SÍNDROME DO TÚNEL TARSAL

A compressão neuropática do tibial posterior (síndrome do túnel do tarso) pode ocorrer dentro do canal do tarso, ou após a saída do túnel, de um ou mais dos seus ramos.

Em apenas cerca de 60% dos pacientes, uma causa específica pode ser determinada. Dentre as causas mais frequentes estão: pronação severa do retropé, com estiramento ou compressão neuropática; cistos gangliônicos das bainhas tendinosas ou nervosas; deformidades varicosas; exostoses, calos ósseos ou fragmentos de fratura consolidadas viciosamente; implantação muscular baixa, invadindo o canal, ou a presença de musculatura acessória; lipomas intracanal; coalizão tarsal óssea talo-calcaneana medial; e doenças tumorais dos nervos periféricos, entre elas as mais frequentes, a neurite periférica, o schwanoma e neurilemoma do tibial posterior.

Os sintomas podem ser vagos, e os pacientes podem ter dificuldade para descrever a natureza das dores. Quando propriamente estimulados, podem relatar dor tipo queimação, abrasiva, em choque,  pontada, ou elétrica. Disestesias como dormência ou formigamento podem também sem uma queixa, porém usualmente vaga. Habitualmente a área afetada é a região medial distal do tornozelo e borda medial do retropé, podendo atingir a região plantar do calcâneo, ou ainda toda a planta do pé. A irradiação da dor pela face medial da perna até a panturrilha é chamada de fenômeno de Valleix. Alguns pacientes relatam dores piores à noite, e que o movimento dos pés alivia os sintomas.

 

O registro ou investigação de patologias sistêmicas que podem eventualmente afetar os nervos periféricos como, diabetes mellitus, hipotireoidismo, hanseníase, doença de Lyme, ou doenças reumatológicas deve ser realizado. Igualmente importante é o questionamento sobre o uso de medicações, uso abusivo e crônico de álcool ou drogas, bem como dor lombar baixa.

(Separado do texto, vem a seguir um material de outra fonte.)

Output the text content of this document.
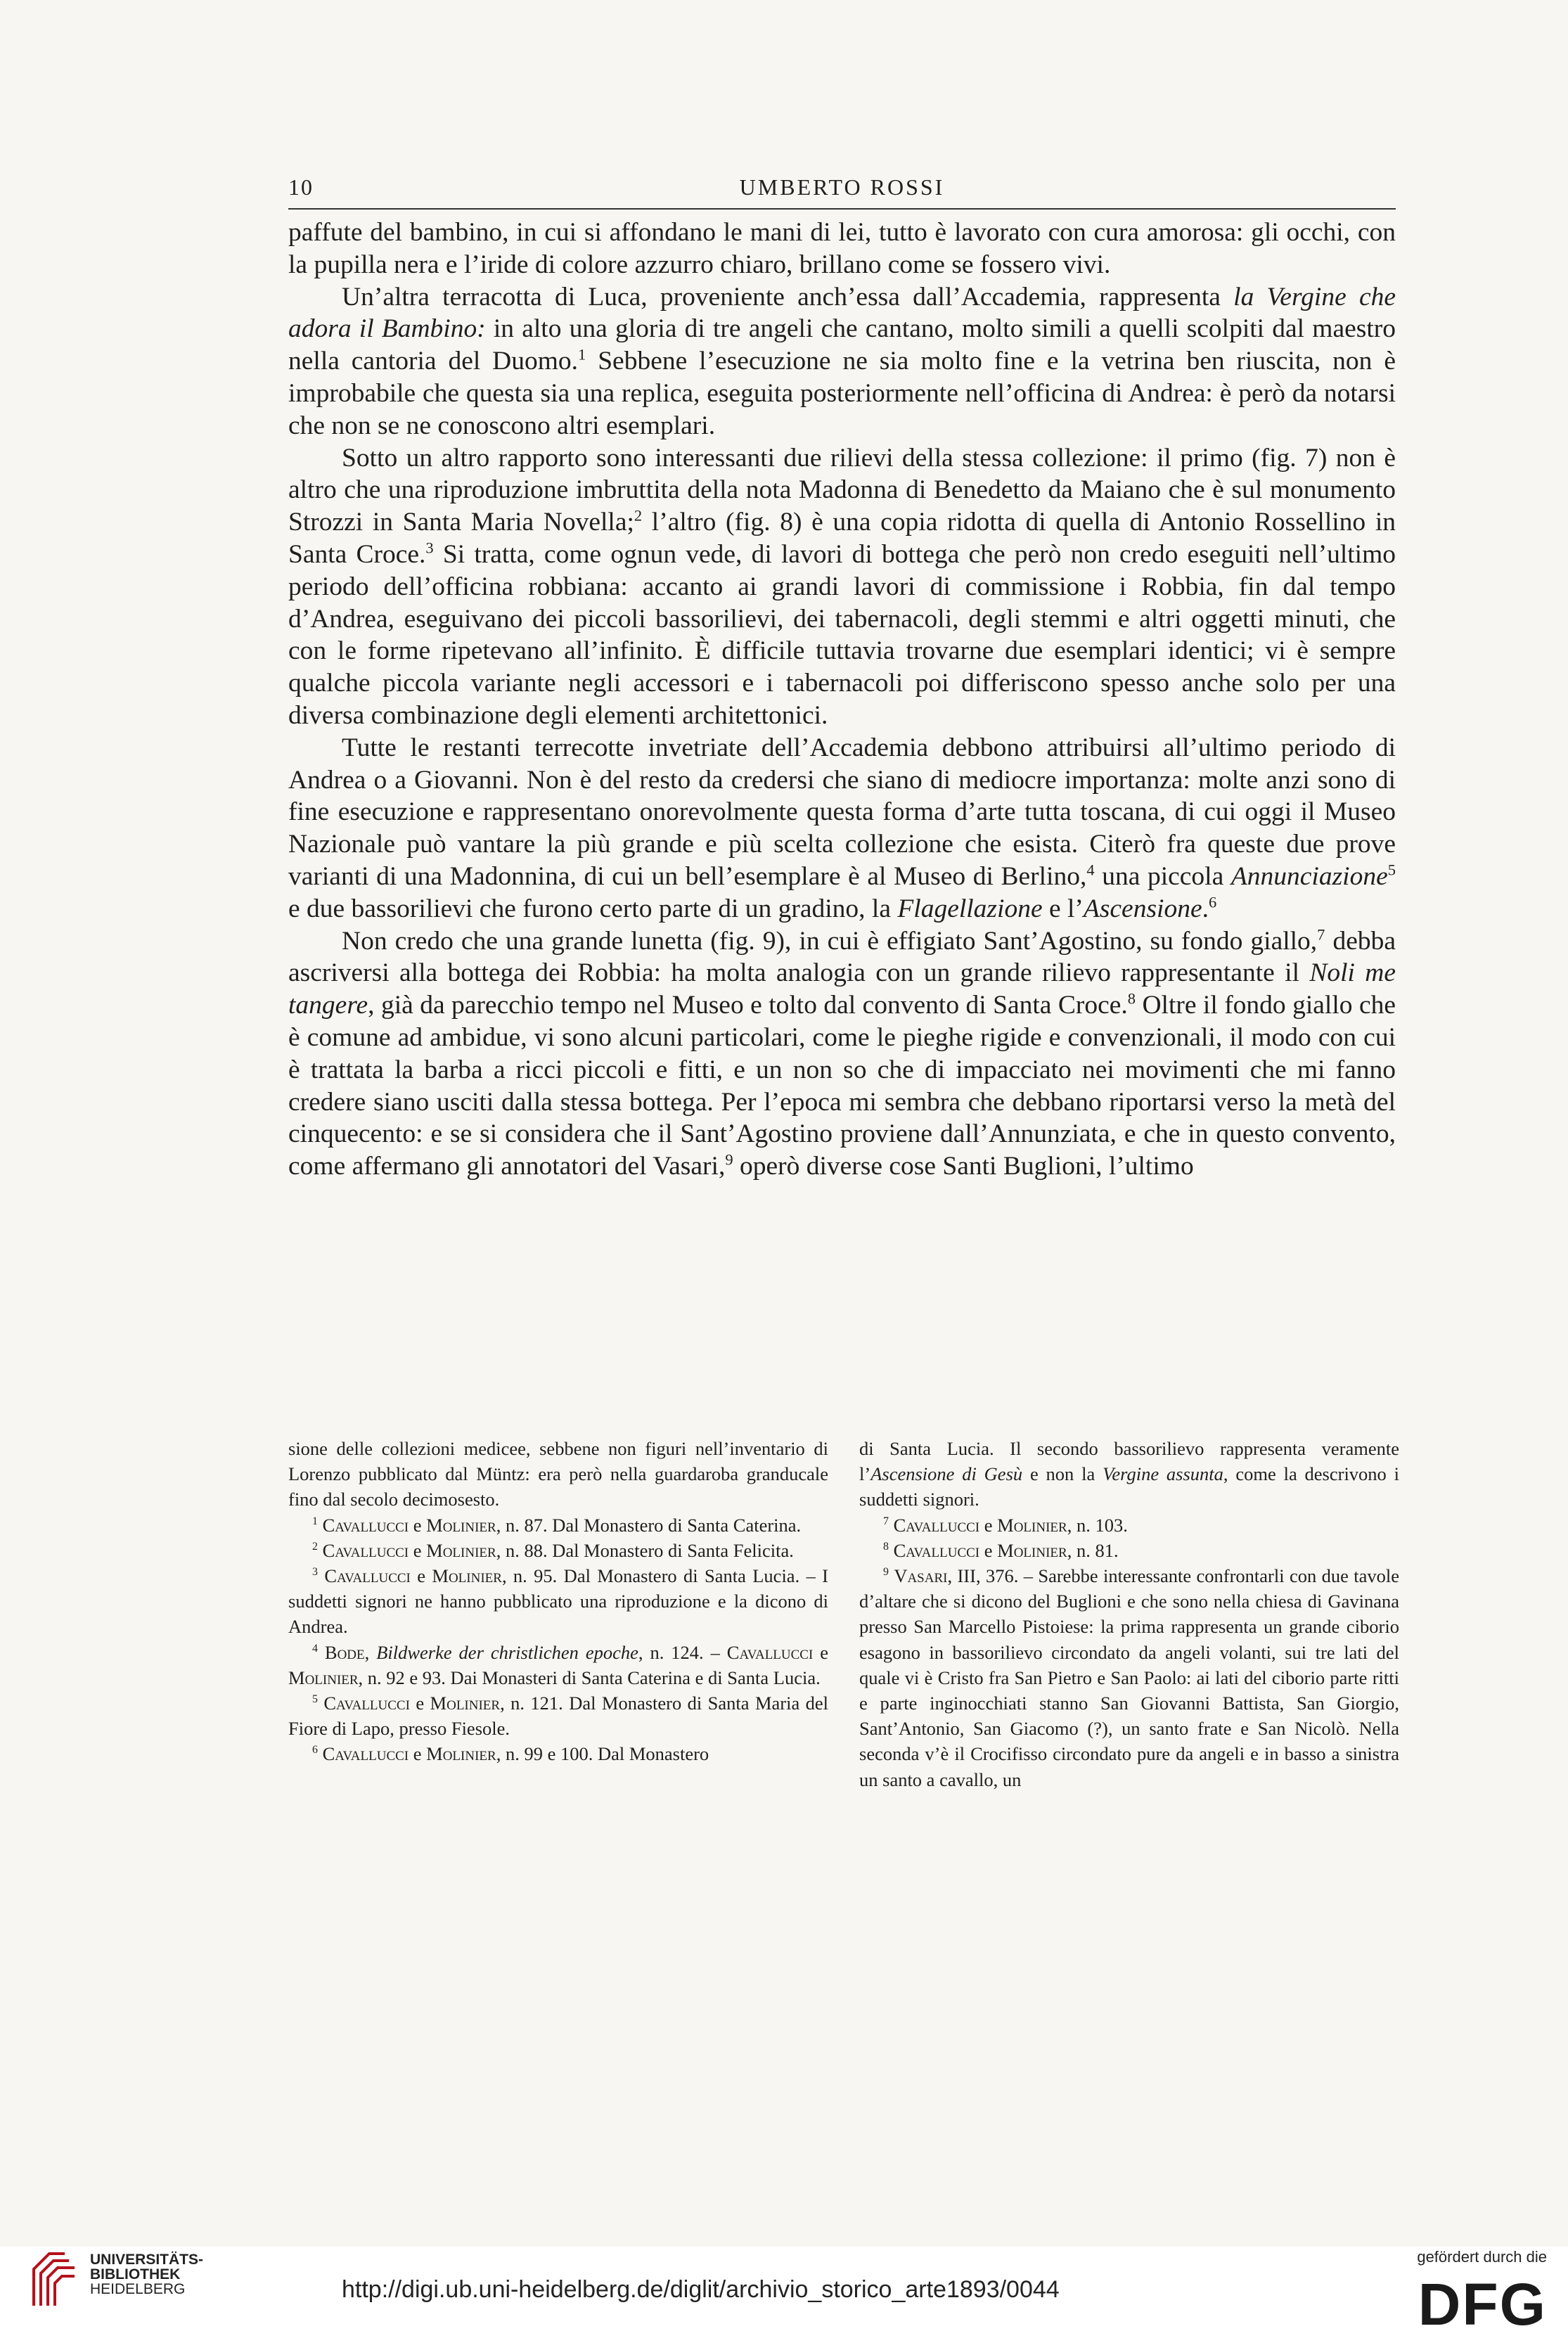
10	UMBERTO ROSSI

paffute del bambino, in cui si affondano le mani di lei, tutto è lavorato con cura amorosa: gli occhi, con la pupilla nera e l’iride di colore azzurro chiaro, brillano come se fossero vivi.

Un’altra terracotta di Luca, proveniente anch’essa dall’Accademia, rappresenta la Vergine che adora il Bambino: in alto una gloria di tre angeli che cantano, molto simili a quelli scolpiti dal maestro nella cantoria del Duomo.$^1$ Sebbene l’esecuzione ne sia molto fine e la vetrina ben riuscita, non è improbabile che questa sia una replica, eseguita posteriormente nell’officina di Andrea: è però da notarsi che non se ne conoscono altri esemplari.

Sotto un altro rapporto sono interessanti due rilievi della stessa collezione: il primo (fig. 7) non è altro che una riproduzione imbruttita della nota Madonna di Benedetto da Maiano che è sul monumento Strozzi in Santa Maria Novella;$^2$ l’altro (fig. 8) è una copia ridotta di quella di Antonio Rossellino in Santa Croce.$^3$ Si tratta, come ognun vede, di lavori di bottega che però non credo eseguiti nell’ultimo periodo dell’officina robbiana: accanto ai grandi lavori di commissione i Robbia, fin dal tempo d’Andrea, eseguivano dei piccoli bassorilievi, dei tabernacoli, degli stemmi e altri oggetti minuti, che con le forme ripetevano all’infinito. È difficile tuttavia trovarne due esemplari identici; vi è sempre qualche piccola variante negli accessori e i tabernacoli poi differiscono spesso anche solo per una diversa combinazione degli elementi architettonici.

Tutte le restanti terrecotte invetriate dell’Accademia debbono attribuirsi all’ultimo periodo di Andrea o a Giovanni. Non è del resto da credersi che siano di mediocre importanza: molte anzi sono di fine esecuzione e rappresentano onorevolmente questa forma d’arte tutta toscana, di cui oggi il Museo Nazionale può vantare la più grande e più scelta collezione che esista. Citerò fra queste due prove varianti di una Madonnina, di cui un bell’esemplare è al Museo di Berlino,$^4$ una piccola Annunciazione$^5$ e due bassorilievi che furono certo parte di un gradino, la Flagellazione e l’Ascensione.$^6$

Non credo che una grande lunetta (fig. 9), in cui è effigiato Sant’Agostino, su fondo giallo,$^7$ debba ascriversi alla bottega dei Robbia: ha molta analogia con un grande rilievo rappresentante il Noli me tangere, già da parecchio tempo nel Museo e tolto dal convento di Santa Croce.$^8$ Oltre il fondo giallo che è comune ad ambidue, vi sono alcuni particolari, come le pieghe rigide e convenzionali, il modo con cui è trattata la barba a ricci piccoli e fitti, e un non so che di impacciato nei movimenti che mi fanno credere siano usciti dalla stessa bottega. Per l’epoca mi sembra che debbano riportarsi verso la metà del cinquecento: e se si considera che il Sant’Agostino proviene dall’Annunziata, e che in questo convento, come affermano gli annotatori del Vasari,$^9$ operò diverse cose Santi Buglioni, l’ultimo

sione delle collezioni medicee, sebbene non figuri nell’inventario di Lorenzo pubblicato dal Müntz: era però nella guardaroba granducale fino dal secolo decimosesto.

$^1$ Cavallucci e Molinier, n. 87. Dal Monastero di Santa Caterina.

$^2$ Cavallucci e Molinier, n. 88. Dal Monastero di Santa Felicita.

$^3$ Cavallucci e Molinier, n. 95. Dal Monastero di Santa Lucia. – I suddetti signori ne hanno pubblicato una riproduzione e la dicono di Andrea.

$^4$ Bode, Bildwerke der christlichen epoche, n. 124. – Cavallucci e Molinier, n. 92 e 93. Dai Monasteri di Santa Caterina e di Santa Lucia.

$^5$ Cavallucci e Molinier, n. 121. Dal Monastero di Santa Maria del Fiore di Lapo, presso Fiesole.

$^6$ Cavallucci e Molinier, n. 99 e 100. Dal Monastero

di Santa Lucia. Il secondo bassorilievo rappresenta veramente l’Ascensione di Gesù e non la Vergine assunta, come la descrivono i suddetti signori.

$^7$ Cavallucci e Molinier, n. 103.

$^8$ Cavallucci e Molinier, n. 81.

$^9$ Vasari, III, 376. – Sarebbe interessante confrontarli con due tavole d’altare che si dicono del Buglioni e che sono nella chiesa di Gavinana presso San Marcello Pistoiese: la prima rappresenta un grande ciborio esagono in bassorilievo circondato da angeli volanti, sui tre lati del quale vi è Cristo fra San Pietro e San Paolo: ai lati del ciborio parte ritti e parte inginocchiati stanno San Giovanni Battista, San Giorgio, Sant’Antonio, San Giacomo (?), un santo frate e San Nicolò. Nella seconda v’è il Crocifisso circondato pure da angeli e in basso a sinistra un santo a cavallo, un

UNIVERSITÄTS-
BIBLIOTHEK
HEIDELBERG	http://digi.ub.uni-heidelberg.de/diglit/archivio_storico_arte1893/0044
gefördert durch die
DFG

O exame físico deve registrar o formato dos pés, bem como a postura do retropé com ortostatismo. A percussão do trajeto nervoso do tibial posterior deve ser realizada de distal para proximal, e pode eventualmente resultar em irradiação distal tipo choque ou elétrica. Se há envolvimento específico do nervo plantar medial ou lateral, os testes sensoriais com monofilamento de Semmes-Weinstein ou o teste com discriminação sensorial em dois pontos pode ser realizado.

 

Em casos com comprometimento acentuado, pode haver perda sensorial vibratória com diapasão de 128Hz, e fraqueza muscular da musculatura intrínseca, com deformidades em garra dos dedos, sem cavismo do pé, e diminuição do trofismo muscular entre os metatarsos.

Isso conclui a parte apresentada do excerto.